Football sized underwater robot to provide port security
An Indian-origin researcher at MIT has developed an oval-shaped submersible robot, smaller than a football, that can skim discreetly along a ship's hull to seek hollow compartments concealing contraband.
Washington: An Indian-origin researcher at MIT has developed an oval-shaped submersible robot, smaller than a football, that can skim discreetly along a ship's hull to seek hollow compartments concealing contraband.
Researchers at the Massachusetts Institute of Technology (MIT) unveiled the robot with a flattened panel on one side that it can slide along an underwater surface to perform ultrasound scans.
Originally designed to look for cracks in nuclear reactors' water tanks, the robot could also inspect ships for the false hulls and propeller shafts that smugglers frequently use to hide contraband.
Because of its small size and unique propulsion mechanism - which leaves no visible wake - the robots could, in theory, be concealed in clumps of algae or other camouflage.

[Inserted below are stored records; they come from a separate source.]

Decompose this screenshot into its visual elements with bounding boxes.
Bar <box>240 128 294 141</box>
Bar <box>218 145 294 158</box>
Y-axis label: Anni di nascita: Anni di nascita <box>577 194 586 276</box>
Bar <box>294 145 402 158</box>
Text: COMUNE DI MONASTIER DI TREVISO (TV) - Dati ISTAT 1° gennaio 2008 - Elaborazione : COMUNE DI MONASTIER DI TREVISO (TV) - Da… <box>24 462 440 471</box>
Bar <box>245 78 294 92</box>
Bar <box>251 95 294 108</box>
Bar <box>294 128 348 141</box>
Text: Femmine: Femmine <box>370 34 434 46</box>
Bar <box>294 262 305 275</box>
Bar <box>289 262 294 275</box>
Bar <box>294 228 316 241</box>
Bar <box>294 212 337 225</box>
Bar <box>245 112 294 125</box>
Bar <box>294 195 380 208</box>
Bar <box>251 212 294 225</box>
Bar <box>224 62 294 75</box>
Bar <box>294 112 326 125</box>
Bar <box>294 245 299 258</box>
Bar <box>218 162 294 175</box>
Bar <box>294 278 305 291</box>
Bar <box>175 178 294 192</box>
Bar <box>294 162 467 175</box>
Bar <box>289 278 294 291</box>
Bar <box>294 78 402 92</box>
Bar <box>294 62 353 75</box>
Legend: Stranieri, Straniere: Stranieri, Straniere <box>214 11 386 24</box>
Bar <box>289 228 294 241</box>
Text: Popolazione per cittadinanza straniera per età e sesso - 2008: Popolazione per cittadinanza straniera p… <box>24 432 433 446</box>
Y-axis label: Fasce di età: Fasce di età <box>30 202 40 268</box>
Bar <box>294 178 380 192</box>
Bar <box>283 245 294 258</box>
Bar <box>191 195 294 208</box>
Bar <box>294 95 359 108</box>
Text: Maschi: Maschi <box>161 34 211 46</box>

Fleets of them could swarm over ships at port without alerting smugglers and giving them the chance to jettison their cargo, researchers said.
"It's very expensive for port security to use traditional robots for every small boat coming into the port," said Sampriti Bhattacharyya, a graduate student in mechanical engineering, who designed the robot together with her adviser, Ford Professor of Engineering Harry Asada.
"If this is cheap enough? if I can get this out for USD 600, say ? why not just have 20 of them doing collaborative inspection? And if it breaks, it's not a big deal. It's very easy to make," said Bhattacharyya.
Bhattacharyya built the main structural components of the robot using a 3-D printer. Half of the robot ? the half with the flattened panel ? is waterproof and houses the electronics.
The other half is permeable and houses the propulsion system, which consists of six pumps that expel water through rubber tubes.
Two of those tubes vent on the side of the robot opposite the flattened panel, so they can keep it pressed against whatever surface the robot is inspecting. The other four tubes vent in pairs at opposite ends of the robot's long axis and control its locomotion.
As Bhattacharyya explained, the elliptical shape of the robot is inherently unstable - by design.
"It's very similar to fighter jets, which are made unstable so that you can manoeuvre them easily. If I turn on the two jets (at one end), it won't go straight. It will just turn," she said.
That tendency to turn is an asset when the robot is trying to execute tight manoeuvres, but it's a liability when it's travelling in a straight line.
In the robot's watertight chamber are its control circuitry, its battery, a communications antenna, and an inertial measurement unit, which consists of three accelerometers and three gyroscopes that can gauge the robot's motion in any direction.
The control algorithm constantly adjusts the velocity of the water pumped through each of the six jets to keep the robot on course.